Shale gas could help beat global climate change, according to a new UN study that warned greenhouse gas emissions have risen to unprecedented levels.
The report by the Intergovernmental Panel on Climate Change (IPCC) said that global mean temperatures would increase by three to five degrees by the end of the century unless there was a significant overhaul of energy policy.
“Climate policies in line with the two degrees celsius goal need to aim for substantial emission reductions,” said Ottmar Edenhofer, co-chair of the IPCC report. “There is a clear message from science: To avoid dangerous interference with the climate system, we need to move away from business as usual.”
The report said that the share of energy from low-carbon sources, including wind and nuclear, would have to be three or four times larger by 2050, to help bring down global emissions to about half of what they are today.
“Greenhouse gas emissions from energy supply can be reduced significantly by replacing current world average coal-fired power plants with modern, highly efficient natural gas combined-cycle power plants or combined heat and power plants,” said the report.
Edenhofer spoke in particular about shale gas, which he said could be “very consistent with low carbon development and decarbonisation”.

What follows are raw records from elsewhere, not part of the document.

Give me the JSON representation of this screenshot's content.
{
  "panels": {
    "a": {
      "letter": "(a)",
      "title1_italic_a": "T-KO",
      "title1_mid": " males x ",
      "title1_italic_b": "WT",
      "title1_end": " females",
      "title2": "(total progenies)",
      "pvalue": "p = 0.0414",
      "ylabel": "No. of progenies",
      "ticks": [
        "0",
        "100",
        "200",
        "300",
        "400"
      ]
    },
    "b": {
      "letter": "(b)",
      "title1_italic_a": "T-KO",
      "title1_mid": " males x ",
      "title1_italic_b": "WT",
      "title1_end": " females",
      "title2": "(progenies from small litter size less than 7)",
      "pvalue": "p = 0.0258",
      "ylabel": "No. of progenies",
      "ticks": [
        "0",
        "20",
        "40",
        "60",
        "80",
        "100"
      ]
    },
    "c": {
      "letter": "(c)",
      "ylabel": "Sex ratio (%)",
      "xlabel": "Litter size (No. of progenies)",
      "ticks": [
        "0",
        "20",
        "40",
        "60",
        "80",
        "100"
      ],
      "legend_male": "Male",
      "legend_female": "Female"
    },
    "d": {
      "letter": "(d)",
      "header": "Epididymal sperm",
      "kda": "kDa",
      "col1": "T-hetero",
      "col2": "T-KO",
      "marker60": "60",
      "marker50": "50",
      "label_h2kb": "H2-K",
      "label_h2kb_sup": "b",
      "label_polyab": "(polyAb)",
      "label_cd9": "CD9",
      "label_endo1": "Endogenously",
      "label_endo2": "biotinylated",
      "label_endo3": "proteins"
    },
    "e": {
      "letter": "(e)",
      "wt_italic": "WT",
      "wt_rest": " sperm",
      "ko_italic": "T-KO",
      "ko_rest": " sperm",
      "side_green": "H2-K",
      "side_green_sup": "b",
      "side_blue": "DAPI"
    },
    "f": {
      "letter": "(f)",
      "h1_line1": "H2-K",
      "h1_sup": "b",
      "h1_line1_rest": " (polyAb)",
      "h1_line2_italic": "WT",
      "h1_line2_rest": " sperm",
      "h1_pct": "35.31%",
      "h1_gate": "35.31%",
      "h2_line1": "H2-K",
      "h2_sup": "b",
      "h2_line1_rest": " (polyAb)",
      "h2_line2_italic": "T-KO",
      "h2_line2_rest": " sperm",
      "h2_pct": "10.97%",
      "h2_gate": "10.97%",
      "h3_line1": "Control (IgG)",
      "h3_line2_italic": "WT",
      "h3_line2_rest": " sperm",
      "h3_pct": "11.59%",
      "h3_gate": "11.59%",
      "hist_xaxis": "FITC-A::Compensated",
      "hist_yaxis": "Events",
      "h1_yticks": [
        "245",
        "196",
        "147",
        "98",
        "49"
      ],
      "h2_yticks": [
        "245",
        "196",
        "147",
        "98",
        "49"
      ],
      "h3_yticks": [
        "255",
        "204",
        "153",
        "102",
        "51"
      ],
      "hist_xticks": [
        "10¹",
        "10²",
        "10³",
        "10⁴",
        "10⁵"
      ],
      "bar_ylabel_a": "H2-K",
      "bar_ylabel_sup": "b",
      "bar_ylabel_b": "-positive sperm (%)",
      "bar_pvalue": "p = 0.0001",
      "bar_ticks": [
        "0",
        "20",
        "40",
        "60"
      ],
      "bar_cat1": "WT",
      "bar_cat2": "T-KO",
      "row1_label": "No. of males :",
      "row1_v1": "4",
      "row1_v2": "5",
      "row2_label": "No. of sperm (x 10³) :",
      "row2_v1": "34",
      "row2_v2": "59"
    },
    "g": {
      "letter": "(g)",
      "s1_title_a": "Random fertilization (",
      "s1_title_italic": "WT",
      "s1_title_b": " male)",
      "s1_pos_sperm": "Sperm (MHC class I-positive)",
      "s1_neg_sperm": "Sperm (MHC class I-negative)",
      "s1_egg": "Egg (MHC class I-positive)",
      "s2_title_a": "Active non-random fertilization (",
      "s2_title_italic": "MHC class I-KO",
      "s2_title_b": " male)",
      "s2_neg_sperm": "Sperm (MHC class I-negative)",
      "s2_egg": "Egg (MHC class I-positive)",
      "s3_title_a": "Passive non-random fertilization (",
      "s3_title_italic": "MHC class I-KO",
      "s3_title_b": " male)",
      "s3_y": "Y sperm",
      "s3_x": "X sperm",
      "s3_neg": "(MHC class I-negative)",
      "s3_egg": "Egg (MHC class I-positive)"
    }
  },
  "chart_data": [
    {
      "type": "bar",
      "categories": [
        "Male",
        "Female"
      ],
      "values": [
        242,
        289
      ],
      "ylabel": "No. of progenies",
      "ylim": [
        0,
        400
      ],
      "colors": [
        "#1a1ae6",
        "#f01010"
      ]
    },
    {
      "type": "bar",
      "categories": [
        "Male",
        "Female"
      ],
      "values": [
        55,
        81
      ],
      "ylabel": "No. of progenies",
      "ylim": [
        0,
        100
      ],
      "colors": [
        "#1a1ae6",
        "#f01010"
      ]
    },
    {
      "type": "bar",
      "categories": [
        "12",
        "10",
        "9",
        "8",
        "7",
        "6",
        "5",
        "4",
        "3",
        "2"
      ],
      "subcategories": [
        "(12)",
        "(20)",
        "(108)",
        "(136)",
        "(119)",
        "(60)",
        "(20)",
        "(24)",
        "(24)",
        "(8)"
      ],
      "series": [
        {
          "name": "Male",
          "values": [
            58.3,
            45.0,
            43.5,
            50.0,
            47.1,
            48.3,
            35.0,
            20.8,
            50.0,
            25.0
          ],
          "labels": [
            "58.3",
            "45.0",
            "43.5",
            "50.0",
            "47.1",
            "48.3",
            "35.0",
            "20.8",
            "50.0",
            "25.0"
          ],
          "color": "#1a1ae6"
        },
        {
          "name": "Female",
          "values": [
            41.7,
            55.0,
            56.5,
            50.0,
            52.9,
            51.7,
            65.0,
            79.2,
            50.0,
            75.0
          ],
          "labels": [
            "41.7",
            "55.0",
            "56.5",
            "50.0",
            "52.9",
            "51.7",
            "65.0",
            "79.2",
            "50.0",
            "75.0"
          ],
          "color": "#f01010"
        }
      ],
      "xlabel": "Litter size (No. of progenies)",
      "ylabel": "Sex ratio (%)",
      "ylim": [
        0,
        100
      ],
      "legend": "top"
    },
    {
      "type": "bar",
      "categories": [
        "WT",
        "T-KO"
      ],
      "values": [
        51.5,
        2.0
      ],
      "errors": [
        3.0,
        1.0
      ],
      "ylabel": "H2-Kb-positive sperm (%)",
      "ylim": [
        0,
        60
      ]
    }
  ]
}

The comments will be well received by the UK government, which has strongly encouraged development of the country’s burgeoning shale gas industry, hoping for a US-style energy revolution. But the hydraulic fracturing technique used to extract the resource has attracted controversy, as critics claim it causes earth tremors.
The IPCC study comes ahead of a global climate change treaty that the UN hopes will be signed in Paris next year.